Alec descorchó la botella de vino. Maison Inouï era el sello enológico de la familia y las ocasiones especiales, como ésa, merecían las mejores cosechas.
Buscó en una estantería superior y sacó un par de copas de vino.
Después de mirar a su alrededor con curiosidad, Charlotte se detuvo en medio de la habitación.
El le señaló uno de los taburetes sin respaldo que estaban al otro lado de la barra americana.
– Siéntate.
Charlotte vaciló un instante y entonces se sentó.
El le puso una copa de vino sobre la mesa.
– Gracias -dijo ella.
Alec recordaba muy bien aquella expresión enigmática; un escudo de formalidad bajo el que debía de ocultarse una rebelde luchadora que se revolvía bajo las ataduras del decoro. Había intentado poner a prueba la teoría aquel día en Roma, pero el viejo embajador le había parado los pies y no había tenido más remedio que olvidar la decepción que se había llevado en los brazos de otras mujeres, que iban y venían rápidamente como pajarillos en un día de primavera.
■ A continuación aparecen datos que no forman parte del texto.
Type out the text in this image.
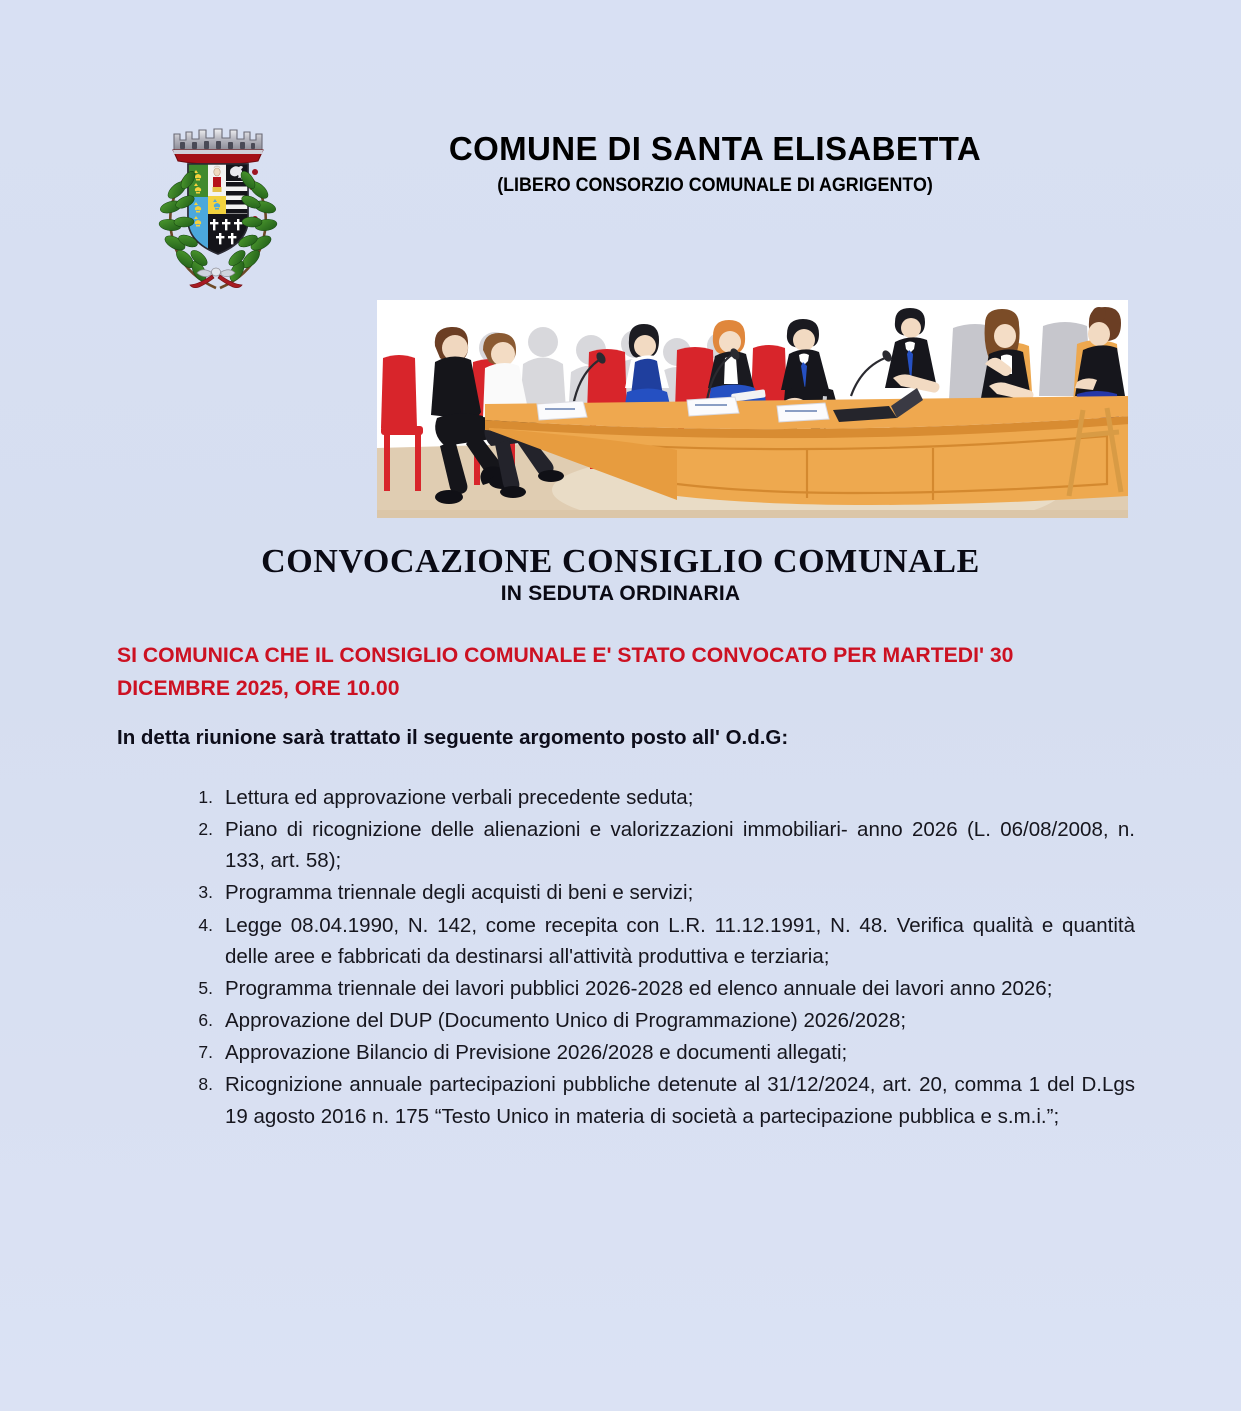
COMUNE DI SANTA ELISABETTA
(LIBERO CONSORZIO COMUNALE DI AGRIGENTO)
CONVOCAZIONE CONSIGLIO COMUNALE
IN SEDUTA ORDINARIA
SI COMUNICA CHE IL CONSIGLIO COMUNALE E' STATO CONVOCATO PER MARTEDI' 30 DICEMBRE 2025, ORE 10.00
In detta riunione sarà trattato il seguente argomento posto all' O.d.G:
1. Lettura ed approvazione verbali precedente seduta;
2. Piano di ricognizione delle alienazioni e valorizzazioni immobiliari- anno 2026 (L. 06/08/2008, n. 133, art. 58);
3. Programma triennale degli acquisti di beni e servizi;
4. Legge 08.04.1990, N. 142, come recepita con L.R. 11.12.1991, N. 48. Verifica qualità e quantità delle aree e fabbricati da destinarsi all'attività produttiva e terziaria;
5. Programma triennale dei lavori pubblici 2026-2028 ed elenco annuale dei lavori anno 2026;
6. Approvazione del DUP (Documento Unico di Programmazione) 2026/2028;
7. Approvazione Bilancio di Previsione 2026/2028 e documenti allegati;
8. Ricognizione annuale partecipazioni pubbliche detenute al 31/12/2024, art. 20, comma 1 del D.Lgs 19 agosto 2016 n. 175 “Testo Unico in materia di società a partecipazione pubblica e s.m.i.”;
Levantó la copa de vino y bebió un pequeño sorbo, deleitándose con el profundo sabor añejo del mejor caldo francés.
A veces un hombre conseguía una segunda oportunidad y ésa era la suya.
El vino estaba delicioso, así que rellenó la copa.
Charlotte probó el suyo y su mirada no dejó lugar a dudas.
– Muy bueno -le dijo con respeto.
– Es de nuestros viñedos de Burdeos.
– Impresionante.
El sonrió.
– La pissaladière -dijo, sacando un bol de metal de debajo de la encimera. Buscó harina, levadura, azúcar y aceite de oliva.
Charlotte le observó con asombro.
– ¿Sabes cocinar?
– Por supuesto -echó algo de azúcar en el bol, añadió la levadura y un poquito de agua.